CASSINO. Ultimi fuochi di campagna elettorale anche nel cassinate con i vari schieramenti che provano a convincere gli indecisi prima del silenzio elettorale piombi sul dibattito (a mezzanotte). In una nota il consigliere di maggioranza al comune di Cassino Francesca Calvani lancia un appello per il fronte del No: «Domenica siamo chiamati a decidere il futuro del nostro Paese. Questa riforma costituzionale è confusa, scritta male ed ha grandi contraddizioni. Soprattutto è una riforma non condivisa, una riforma di parte. Le leggi sulle quali è stato eletto questo Parlamento sono state dichiarate incostituzionali dalla sentenza n. 1 del 2014 della Corte Costituzionale. La stessa sentenza stabilisce il principio di continuità dello Stato conferendo al Parlamento la sola possibilità di fare atti necessitati ed urgenti».

Francesca Calvani
Francesca Calvani

«Un parlamento- continua l’esponente di Forza Italia- dichiarato incostituzionale non è legittimato a proporci una riforma così delicata, che prevede la revisione di 47 articoli della nostra Carta Costituzionale. La riforma indebolisce il Senato favorendo la concentrazione del potere esecutivo nelle mani del Premier. Continuano a volerci far credere che il senato sarà abolito, non è così, il senato rimane e svolgerà una serie di funzioni confuse e pasticciate tra cui quella consultiva. Quello che sarà abolito purtroppo, è solo il voto di noi cittadini italiani».

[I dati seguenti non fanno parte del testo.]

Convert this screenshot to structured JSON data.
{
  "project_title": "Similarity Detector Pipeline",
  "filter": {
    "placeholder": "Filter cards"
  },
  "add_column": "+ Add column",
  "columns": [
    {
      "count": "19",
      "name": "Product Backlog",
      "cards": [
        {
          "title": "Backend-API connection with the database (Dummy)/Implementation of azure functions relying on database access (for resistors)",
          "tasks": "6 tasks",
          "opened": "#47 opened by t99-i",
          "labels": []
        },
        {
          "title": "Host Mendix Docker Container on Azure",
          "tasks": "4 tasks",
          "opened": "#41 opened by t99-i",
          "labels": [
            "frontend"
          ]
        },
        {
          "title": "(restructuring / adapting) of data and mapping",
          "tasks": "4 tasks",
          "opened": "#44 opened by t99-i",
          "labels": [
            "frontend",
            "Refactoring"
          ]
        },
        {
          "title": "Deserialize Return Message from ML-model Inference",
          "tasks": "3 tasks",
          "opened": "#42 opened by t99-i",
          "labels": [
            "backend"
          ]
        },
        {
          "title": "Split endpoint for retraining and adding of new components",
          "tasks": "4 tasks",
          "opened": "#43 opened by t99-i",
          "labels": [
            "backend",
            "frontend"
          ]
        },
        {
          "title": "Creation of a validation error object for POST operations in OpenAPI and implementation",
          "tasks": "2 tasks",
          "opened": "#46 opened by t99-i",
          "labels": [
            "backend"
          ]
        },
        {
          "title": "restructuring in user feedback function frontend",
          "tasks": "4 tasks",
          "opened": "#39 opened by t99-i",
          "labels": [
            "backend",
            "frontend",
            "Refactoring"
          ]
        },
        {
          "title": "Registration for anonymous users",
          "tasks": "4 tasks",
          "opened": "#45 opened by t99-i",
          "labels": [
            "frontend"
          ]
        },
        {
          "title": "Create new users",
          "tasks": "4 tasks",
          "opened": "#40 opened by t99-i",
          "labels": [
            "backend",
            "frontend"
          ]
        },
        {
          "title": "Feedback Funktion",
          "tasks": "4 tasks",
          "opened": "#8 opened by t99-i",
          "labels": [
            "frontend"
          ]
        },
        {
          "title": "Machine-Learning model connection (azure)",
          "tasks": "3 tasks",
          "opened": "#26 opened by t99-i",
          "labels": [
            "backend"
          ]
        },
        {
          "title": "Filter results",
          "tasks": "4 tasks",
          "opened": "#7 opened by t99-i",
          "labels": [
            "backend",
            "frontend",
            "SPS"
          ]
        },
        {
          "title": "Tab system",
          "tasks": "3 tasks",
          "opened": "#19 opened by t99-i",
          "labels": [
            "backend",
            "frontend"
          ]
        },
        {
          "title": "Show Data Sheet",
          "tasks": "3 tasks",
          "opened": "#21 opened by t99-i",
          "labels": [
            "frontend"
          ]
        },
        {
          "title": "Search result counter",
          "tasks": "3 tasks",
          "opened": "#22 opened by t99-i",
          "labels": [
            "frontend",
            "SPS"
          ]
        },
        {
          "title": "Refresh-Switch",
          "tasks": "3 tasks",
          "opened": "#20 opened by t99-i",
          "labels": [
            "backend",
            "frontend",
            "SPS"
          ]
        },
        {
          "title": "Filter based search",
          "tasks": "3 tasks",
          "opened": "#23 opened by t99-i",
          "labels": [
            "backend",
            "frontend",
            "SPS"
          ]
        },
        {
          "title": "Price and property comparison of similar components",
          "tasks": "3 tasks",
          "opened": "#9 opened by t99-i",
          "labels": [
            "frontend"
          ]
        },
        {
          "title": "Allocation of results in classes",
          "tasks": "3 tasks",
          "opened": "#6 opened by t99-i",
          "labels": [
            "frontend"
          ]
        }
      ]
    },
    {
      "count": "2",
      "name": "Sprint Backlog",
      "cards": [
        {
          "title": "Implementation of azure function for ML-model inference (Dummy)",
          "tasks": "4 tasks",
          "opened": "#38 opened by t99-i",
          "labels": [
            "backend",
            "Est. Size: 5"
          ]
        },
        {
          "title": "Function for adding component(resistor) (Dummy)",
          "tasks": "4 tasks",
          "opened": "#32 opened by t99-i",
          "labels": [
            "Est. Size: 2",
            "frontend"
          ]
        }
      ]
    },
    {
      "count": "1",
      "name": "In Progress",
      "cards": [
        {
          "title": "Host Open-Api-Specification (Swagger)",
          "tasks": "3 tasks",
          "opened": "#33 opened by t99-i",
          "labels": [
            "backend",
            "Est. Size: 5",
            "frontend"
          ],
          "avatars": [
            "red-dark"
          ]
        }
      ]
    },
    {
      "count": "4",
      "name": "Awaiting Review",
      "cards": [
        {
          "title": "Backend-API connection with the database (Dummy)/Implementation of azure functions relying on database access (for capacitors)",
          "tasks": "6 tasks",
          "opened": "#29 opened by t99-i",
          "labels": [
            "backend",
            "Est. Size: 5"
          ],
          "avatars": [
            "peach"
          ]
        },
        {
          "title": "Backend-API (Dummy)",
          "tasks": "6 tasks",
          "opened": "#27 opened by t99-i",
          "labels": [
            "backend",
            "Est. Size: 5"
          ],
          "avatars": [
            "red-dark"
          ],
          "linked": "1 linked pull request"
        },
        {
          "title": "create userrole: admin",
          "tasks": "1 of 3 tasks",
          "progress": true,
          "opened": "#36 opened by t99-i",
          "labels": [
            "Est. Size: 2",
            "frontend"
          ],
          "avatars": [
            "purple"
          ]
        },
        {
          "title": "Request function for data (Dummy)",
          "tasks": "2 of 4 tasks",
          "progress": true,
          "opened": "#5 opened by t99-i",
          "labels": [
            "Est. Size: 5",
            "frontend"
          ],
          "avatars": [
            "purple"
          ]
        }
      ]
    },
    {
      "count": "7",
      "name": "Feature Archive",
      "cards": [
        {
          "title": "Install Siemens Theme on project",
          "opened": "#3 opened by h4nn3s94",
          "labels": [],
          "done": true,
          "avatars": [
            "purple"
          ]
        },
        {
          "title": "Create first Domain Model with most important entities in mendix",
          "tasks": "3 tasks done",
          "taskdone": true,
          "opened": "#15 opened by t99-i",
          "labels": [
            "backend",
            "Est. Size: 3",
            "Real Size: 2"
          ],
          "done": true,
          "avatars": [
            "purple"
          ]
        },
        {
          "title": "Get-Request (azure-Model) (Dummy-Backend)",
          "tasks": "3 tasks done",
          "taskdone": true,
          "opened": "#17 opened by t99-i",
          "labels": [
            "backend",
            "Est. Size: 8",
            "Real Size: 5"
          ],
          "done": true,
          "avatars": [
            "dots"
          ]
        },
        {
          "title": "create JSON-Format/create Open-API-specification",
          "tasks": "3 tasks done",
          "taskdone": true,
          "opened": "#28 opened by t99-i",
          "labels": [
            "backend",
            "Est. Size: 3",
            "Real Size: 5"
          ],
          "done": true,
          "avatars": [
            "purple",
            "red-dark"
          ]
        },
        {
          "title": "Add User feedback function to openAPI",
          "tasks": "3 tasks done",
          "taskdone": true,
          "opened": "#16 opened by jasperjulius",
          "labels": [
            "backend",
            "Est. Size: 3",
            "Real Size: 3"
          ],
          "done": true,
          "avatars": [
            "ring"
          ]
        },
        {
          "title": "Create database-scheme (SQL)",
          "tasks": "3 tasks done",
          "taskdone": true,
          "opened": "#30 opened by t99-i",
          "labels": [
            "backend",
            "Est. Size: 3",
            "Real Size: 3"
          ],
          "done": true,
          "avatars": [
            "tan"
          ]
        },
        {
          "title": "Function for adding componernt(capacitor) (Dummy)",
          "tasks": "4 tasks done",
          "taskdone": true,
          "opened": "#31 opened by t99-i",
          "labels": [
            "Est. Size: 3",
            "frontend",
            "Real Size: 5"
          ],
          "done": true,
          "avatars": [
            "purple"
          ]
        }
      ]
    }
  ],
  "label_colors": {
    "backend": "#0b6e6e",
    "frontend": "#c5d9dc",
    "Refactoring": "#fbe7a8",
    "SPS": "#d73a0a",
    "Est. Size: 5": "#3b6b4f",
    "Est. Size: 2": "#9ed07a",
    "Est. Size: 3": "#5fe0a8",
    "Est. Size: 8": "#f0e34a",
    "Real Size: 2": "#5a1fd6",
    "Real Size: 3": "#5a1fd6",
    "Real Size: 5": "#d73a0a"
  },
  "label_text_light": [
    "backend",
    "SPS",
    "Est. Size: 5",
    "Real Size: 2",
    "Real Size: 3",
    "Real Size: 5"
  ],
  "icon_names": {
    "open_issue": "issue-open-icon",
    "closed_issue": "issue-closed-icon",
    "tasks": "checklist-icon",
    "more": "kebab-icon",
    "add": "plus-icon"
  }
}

«I senatori saranno nominati principalmente all’interno dei consigli regionali e svolgeranno la doppia attività, quella di senatori e quella di consiglieri regionali, soprattutto godranno dell’immunità parlamentare.  Il risparmio economico che tanto viene pubblicizzato risulta essere meno di un euro a cittadino. Non è assolutamente vero che questa riforma riduce i tempi di promulgazione delle leggi, anzi, il nuovo metodo  legislativo prevede l’introduzione di nuovi procedimenti a secondo delle modalità se eventuali o necessarie».

«È importante sapere – conclude la Calvani- che quando in Italia si è avuta l’esigenza di legiferare lo si è fatto in 60 giorni e anche meno. In Italia abbiamo bisogno di semplificare, ridurre ed eliminare le leggi. La nostra Costituzione è il frutto di un lavoro condiviso tra forze politiche divise e contrapposte tra loro con un unico obiettivo, il futuro e la crescita del nostro paese. Questa riforma invece è l’imposizione  unilaterale di una visione di parte».